It is hard to believe, but it is now three years since Nick Diaz has set foot the UFC’s octagon.
That fight against Anderson Silva, eventually ruled a no-contest, was just Diaz’s fourth since returning to the company following a prolonged spell fighting for the likes of Strikeforce, DREAM and Elite XC. Following the bout, Diaz ran afoul of USADA, the UFC’s drug-testing authorities, for marijuana metabolites which existed in his system.
The former Strikeforce welterweight champion was issued a five-year suspension, a move which shocked many members of the mixed martial arts community. While that ban was eventually reduced, Diaz still found himself unable to compete due to the non-payment of a fine related to the positive marijuana test.

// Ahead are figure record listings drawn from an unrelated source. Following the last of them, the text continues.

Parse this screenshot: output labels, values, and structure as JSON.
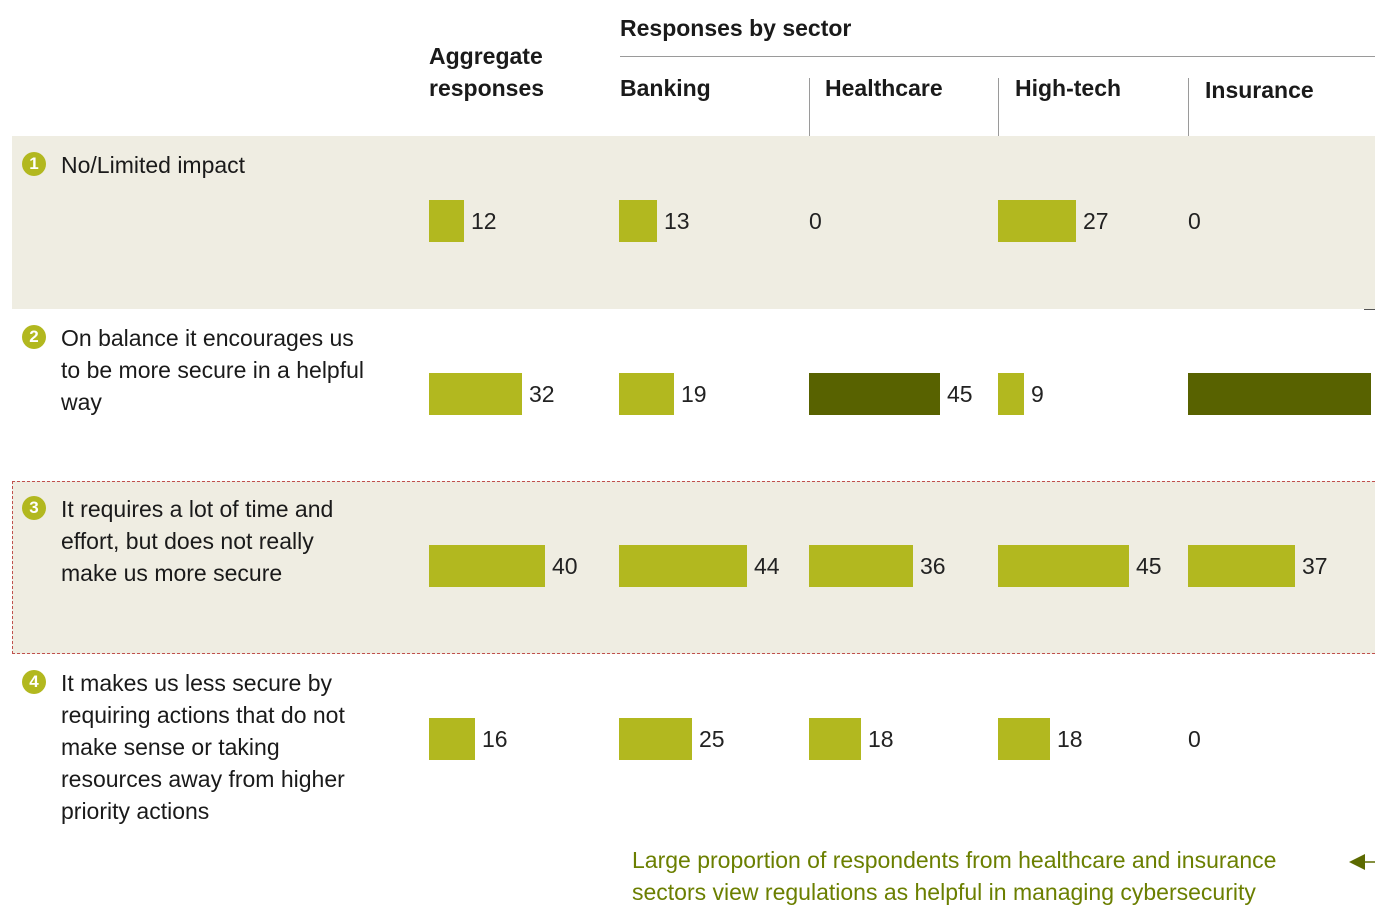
{
  "colors": {
    "bar_default": "#b2b81f",
    "bar_highlight": "#586200",
    "badge": "#b2b81f",
    "band_fill": "#efede2",
    "note_text": "#6b7f00",
    "arrow": "#5c6a00"
  },
  "headers": {
    "aggregate": "Aggregate\nresponses",
    "sector_group": "Responses by sector",
    "columns": [
      "Banking",
      "Healthcare",
      "High-tech",
      "Insurance"
    ]
  },
  "rows": [
    {
      "num": "1",
      "label": "No/Limited impact"
    },
    {
      "num": "2",
      "label": "On balance it encourages us to be more secure in a helpful way"
    },
    {
      "num": "3",
      "label": "It requires a lot of time and effort, but does not really make us more secure"
    },
    {
      "num": "4",
      "label": "It makes us less secure by requiring actions that do not make sense or taking resources away from higher priority actions"
    }
  ],
  "chart_data": {
    "type": "bar",
    "orientation": "horizontal",
    "categories": [
      "1",
      "2",
      "3",
      "4"
    ],
    "series": [
      {
        "name": "Aggregate responses",
        "values": [
          12,
          32,
          40,
          16
        ]
      },
      {
        "name": "Banking",
        "values": [
          13,
          19,
          44,
          25
        ]
      },
      {
        "name": "Healthcare",
        "values": [
          0,
          45,
          36,
          18
        ]
      },
      {
        "name": "High-tech",
        "values": [
          27,
          9,
          45,
          18
        ]
      },
      {
        "name": "Insurance",
        "values": [
          0,
          63,
          37,
          0
        ]
      }
    ],
    "highlighted": [
      {
        "series": "Healthcare",
        "row": "2"
      },
      {
        "series": "Insurance",
        "row": "2"
      }
    ]
  },
  "note": {
    "text": "Large proportion of respondents from healthcare and insurance sectors view regulations as helpful in managing cybersecurity",
    "icon": "arrow-left-icon"
  }
}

However, it is beginning to look like these issues may soon be a thing of the past and, if the below video is anything to go by, Diaz appears to be at the very least considering a return to the UFC’s ranks.
Video by MMA Focus (via Will Butler)
Guided by Jeff Novitsky, the UFC’s Vice President of Athlete Health and Performance, Diaz took a tour of the UFC’s state of the art performance institute in Las Vegas, sharing a host of videos on social media as he did so and, at one point, can be heard saying, ‘Right on, sign me up!’ as he inspects the vast array of fitness and recovery equipment the center boasts.

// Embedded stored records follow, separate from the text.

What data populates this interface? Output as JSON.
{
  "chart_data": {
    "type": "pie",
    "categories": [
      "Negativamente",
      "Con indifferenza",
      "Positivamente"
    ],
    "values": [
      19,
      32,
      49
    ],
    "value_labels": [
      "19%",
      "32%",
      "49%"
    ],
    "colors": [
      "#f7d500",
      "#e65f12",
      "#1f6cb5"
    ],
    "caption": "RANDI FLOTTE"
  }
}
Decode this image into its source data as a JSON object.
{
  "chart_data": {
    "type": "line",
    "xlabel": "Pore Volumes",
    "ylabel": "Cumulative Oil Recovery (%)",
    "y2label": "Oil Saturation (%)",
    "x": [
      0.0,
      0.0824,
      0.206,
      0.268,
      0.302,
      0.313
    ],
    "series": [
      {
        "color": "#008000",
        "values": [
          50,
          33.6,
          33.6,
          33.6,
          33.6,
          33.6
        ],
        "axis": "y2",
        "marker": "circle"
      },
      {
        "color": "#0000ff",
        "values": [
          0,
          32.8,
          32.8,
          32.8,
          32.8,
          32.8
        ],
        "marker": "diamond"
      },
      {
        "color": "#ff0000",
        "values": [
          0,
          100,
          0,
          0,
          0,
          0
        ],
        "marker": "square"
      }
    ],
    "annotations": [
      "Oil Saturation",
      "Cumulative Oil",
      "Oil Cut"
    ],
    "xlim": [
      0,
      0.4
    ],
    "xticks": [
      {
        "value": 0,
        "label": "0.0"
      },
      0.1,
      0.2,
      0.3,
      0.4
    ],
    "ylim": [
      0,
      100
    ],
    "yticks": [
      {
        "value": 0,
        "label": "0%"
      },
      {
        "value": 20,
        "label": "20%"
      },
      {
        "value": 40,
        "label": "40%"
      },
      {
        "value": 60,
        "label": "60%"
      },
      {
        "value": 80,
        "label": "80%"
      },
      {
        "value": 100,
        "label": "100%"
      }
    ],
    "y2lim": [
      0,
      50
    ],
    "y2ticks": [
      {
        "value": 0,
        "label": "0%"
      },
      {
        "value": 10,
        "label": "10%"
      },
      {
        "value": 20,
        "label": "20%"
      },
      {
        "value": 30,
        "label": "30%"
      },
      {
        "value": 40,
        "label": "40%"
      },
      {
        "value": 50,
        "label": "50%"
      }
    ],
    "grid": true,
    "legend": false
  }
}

Reed Harris, the former WEC GM and current UFC Vice President of Athlete Development, was also present for the tour.
Several fighters, such as Francis Ngannou and, currently, Emil Meek, use the institute as their primary training base. It also served as Conor McGregor’s Las Vegas training base in advance of his Summer 2017 boxing match with Floyd Mayweather.

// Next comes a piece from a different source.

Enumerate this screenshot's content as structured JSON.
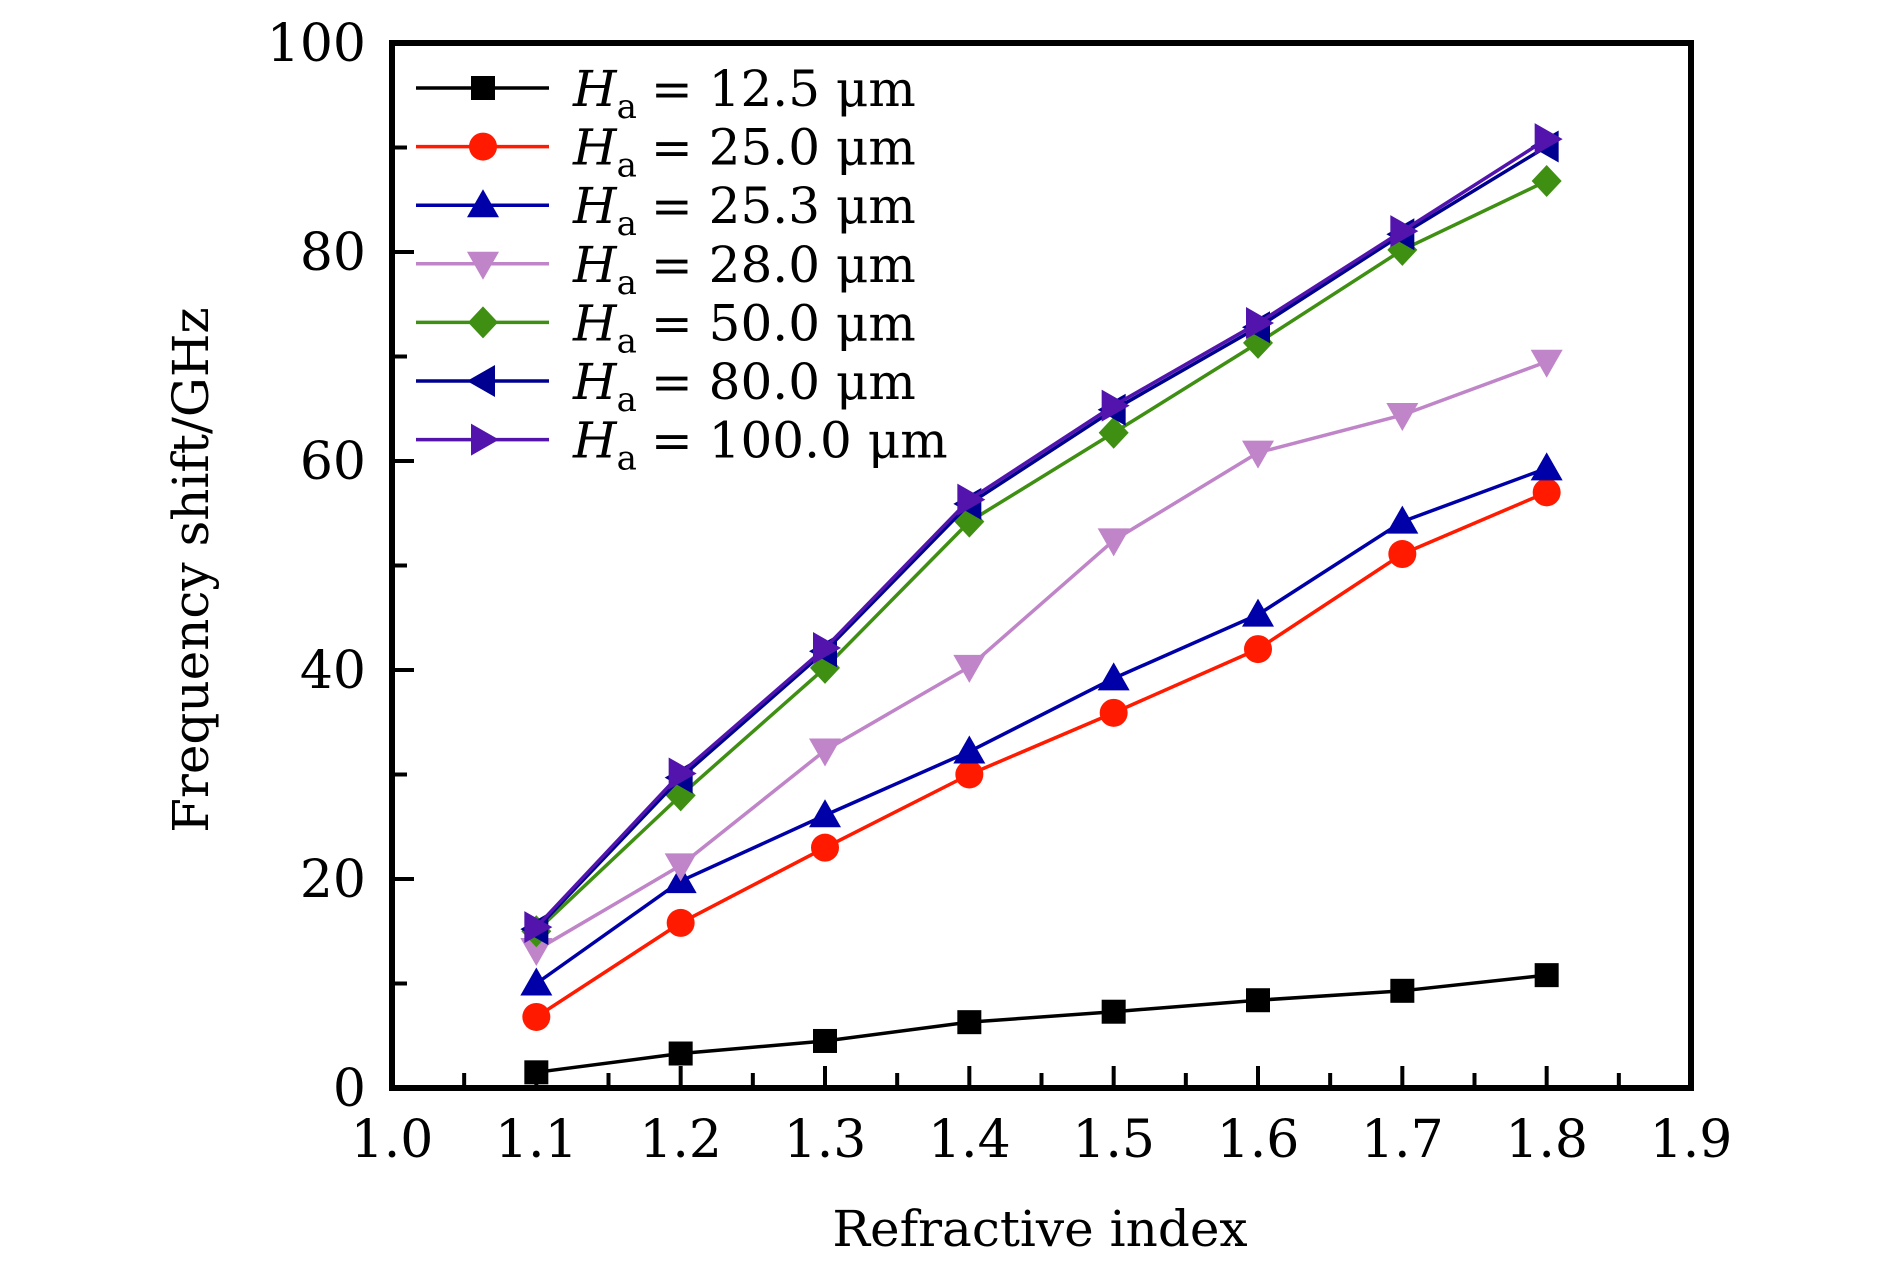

Meanwhile, speaking on a recent episode of The Joe Rogan Experience, Novitsky stated that he feels that Diaz will indeed fight again.
“I think he does [want to fight], I think he does,” he said. “I’ve sat down with him over the past couple months trying to resolve this whereabouts issues,” referencing the USADA mandate that all contracted UFC fighters must keep the drug-testing authorities updated as to their movements.
“The unfortunate thing there is, look, the whereabouts failures are there to catch people that are cheating and trying to avoid testing. ‘I just think Nick’s lifestyle led to those three whereabouts, not that he was trying to avoid testing. We’re trying to work through that.
“[Nick] trusted certain individuals to do his whereabouts for him. What I think happened was, over time, those individuals were in and out of his life, and it was unbeknownst to him that he was missing all these things. But again, there’s strict liability here. He’s currently under sanction, but we’re hoping to resolve that pretty quick.”